¿Por qué las Madres de Soacha desconfían de la llegada de sus casos a la JEP?

Por: Juanita Sánchez Alayón, Línea Conflicto, Paz y Postconflicto



El 10 de agosto se llevó a cabo la primera audiencia del caso 003 de la Jurisdicción Especial para la Paz (JEP) sobre las ejecuciones extrajudiciales de Julio César Mesa Vargas, Jader Andrés Palacios Bustamante, Víctor Fernando Gómez Borrero, Jhonatan Orlando Soto Bermúdez, Diego Alberto Tamayo Garcerá y 14 hombres más que habitaban en el municipio de Soacha y fueron presentados hace diez años como guerrilleros muertos en combate en Ocaña, Norte de Santander.

Los hechos ocurridos en 2008 hicieron parte de una práctica ilegal que involucró a miembros de la fuerza pública bajo la idea de mostrar resultados efectivos en la confrontación con la guerrilla. Los casos son mal llamados ‘falsos positivos’ y hacen referencia a miles de civiles inocentes que fueron asesinados y posteriormente presentados como guerrilleros dados de baja en combate.

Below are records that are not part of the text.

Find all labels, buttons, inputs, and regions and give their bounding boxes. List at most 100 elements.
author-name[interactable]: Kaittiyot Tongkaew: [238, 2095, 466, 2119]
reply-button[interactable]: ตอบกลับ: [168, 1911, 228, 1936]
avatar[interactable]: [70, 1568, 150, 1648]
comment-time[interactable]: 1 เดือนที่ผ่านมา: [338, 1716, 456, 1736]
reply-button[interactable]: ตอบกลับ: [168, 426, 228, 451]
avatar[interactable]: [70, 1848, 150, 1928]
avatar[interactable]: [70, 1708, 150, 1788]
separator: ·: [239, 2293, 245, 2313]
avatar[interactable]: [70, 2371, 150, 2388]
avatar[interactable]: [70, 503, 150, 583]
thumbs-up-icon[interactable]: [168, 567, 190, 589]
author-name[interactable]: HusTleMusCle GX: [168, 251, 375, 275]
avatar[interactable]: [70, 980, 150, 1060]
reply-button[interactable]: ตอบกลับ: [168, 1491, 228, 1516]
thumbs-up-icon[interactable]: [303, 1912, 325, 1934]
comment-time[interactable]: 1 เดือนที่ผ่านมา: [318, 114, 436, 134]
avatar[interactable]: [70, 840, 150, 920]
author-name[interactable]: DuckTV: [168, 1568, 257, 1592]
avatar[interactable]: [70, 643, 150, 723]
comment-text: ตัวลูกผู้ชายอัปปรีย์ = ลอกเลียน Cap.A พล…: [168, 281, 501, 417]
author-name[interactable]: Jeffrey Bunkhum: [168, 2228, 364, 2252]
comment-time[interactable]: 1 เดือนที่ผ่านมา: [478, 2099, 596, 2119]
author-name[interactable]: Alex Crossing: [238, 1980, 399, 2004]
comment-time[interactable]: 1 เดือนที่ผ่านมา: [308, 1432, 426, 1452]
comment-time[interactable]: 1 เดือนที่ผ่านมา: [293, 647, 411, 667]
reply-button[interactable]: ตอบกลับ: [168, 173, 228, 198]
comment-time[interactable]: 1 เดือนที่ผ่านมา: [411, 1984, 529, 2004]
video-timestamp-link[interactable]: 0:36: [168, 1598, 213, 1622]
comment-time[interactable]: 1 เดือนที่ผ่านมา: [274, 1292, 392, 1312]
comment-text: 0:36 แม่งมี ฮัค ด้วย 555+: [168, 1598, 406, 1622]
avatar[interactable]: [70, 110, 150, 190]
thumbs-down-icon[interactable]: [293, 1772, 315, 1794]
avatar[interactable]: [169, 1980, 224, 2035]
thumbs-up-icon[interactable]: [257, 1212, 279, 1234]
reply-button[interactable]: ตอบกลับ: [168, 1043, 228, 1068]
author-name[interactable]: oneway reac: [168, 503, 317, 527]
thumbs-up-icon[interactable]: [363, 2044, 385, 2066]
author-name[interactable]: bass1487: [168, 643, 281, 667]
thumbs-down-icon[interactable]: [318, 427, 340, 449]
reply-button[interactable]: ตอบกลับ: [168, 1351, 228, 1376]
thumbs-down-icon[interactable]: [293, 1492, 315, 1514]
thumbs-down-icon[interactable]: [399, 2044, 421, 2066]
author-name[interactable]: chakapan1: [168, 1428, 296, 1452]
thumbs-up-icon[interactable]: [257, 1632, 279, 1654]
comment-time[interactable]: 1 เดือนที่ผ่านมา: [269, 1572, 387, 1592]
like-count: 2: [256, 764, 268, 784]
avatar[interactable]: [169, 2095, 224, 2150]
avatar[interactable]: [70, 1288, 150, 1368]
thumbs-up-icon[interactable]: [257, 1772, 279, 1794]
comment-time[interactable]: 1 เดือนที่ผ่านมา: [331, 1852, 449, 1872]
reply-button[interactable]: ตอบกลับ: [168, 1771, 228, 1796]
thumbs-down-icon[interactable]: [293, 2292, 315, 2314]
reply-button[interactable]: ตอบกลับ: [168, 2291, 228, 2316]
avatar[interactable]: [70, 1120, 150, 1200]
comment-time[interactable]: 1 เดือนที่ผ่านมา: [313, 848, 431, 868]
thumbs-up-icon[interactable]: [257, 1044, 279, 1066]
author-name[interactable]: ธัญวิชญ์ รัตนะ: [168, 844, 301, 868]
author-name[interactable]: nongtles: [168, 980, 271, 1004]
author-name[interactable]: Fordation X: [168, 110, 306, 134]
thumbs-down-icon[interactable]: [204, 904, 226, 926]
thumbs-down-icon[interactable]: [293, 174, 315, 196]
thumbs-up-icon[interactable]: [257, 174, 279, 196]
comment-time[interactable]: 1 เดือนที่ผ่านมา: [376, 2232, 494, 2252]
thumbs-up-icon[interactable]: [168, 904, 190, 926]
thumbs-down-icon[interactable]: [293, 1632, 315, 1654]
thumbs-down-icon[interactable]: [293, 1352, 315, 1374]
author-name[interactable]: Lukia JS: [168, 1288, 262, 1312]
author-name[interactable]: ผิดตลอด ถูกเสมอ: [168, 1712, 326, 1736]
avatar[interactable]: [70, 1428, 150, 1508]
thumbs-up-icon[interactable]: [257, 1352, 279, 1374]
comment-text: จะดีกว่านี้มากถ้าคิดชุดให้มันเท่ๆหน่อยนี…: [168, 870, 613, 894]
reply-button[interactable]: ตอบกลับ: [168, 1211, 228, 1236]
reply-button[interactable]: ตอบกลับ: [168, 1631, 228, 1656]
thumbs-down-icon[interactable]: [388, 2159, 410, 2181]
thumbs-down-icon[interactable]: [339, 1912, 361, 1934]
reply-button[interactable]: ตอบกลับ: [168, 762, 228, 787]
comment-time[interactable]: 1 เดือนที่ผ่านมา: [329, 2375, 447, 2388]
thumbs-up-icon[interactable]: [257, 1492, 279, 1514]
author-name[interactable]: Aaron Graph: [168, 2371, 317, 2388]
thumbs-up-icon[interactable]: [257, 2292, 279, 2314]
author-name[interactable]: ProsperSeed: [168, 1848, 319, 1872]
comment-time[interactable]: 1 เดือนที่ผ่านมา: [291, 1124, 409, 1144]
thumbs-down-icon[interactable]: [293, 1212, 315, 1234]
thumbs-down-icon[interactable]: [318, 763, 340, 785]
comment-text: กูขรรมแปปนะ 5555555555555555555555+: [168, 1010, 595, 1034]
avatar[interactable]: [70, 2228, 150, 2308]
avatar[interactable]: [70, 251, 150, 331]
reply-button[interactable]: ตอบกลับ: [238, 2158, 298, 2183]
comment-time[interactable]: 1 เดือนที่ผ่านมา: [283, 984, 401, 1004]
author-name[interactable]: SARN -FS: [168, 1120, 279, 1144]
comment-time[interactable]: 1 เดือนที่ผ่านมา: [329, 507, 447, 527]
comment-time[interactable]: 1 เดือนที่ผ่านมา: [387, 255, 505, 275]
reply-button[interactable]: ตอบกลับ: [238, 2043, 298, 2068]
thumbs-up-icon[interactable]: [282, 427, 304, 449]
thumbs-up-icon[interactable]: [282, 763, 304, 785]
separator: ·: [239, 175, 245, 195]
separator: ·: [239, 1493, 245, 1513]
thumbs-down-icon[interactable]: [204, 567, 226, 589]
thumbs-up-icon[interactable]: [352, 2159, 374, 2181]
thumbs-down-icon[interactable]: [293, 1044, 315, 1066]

Seis años después, en el 2014, la Fiscalía reconoció haber recibido 4.716 denuncias de asesinatos por parte de agentes pertenecientes de la Fuerza Pública, de los cuales 3.925 correspondían a ‘falsos positivos’. Este año, Omar Eduardo Rojas, oficial retirado de la Policía, afirmó que la cifra podría llegar a 10.000 casos.

En el caso de estos cinco jóvenes de Soacha, la JEP citó a 14 militares que habían solicitado ser acogidos en el tribunal especial en el mes de febrero y cuya petición fue aceptada por la Sala de Definición de Situaciones Jurídicas; los cuales son: mayor Henry Mauricio Blanco Barbosa, sargento Medardo Ríos Díaz, coronel Gabriel de Jesús Rincón Amado, cabo Richard Armando Jojoa Bastidas y los soldados profesionales Mauricio Cuniche Delgadillo, Jhon Anderson Díaz Ortega, Ricardo Eliud González Gómez, Ferney Grijalba Flor, Eider Andrés Guerrero Andrade, Geiner Fuertes Guillermo, Pedro Johan Hernández Malagón, Luis Alirio López, Nixon Arturo Cubides y José Adolfo Fernández Ramírez.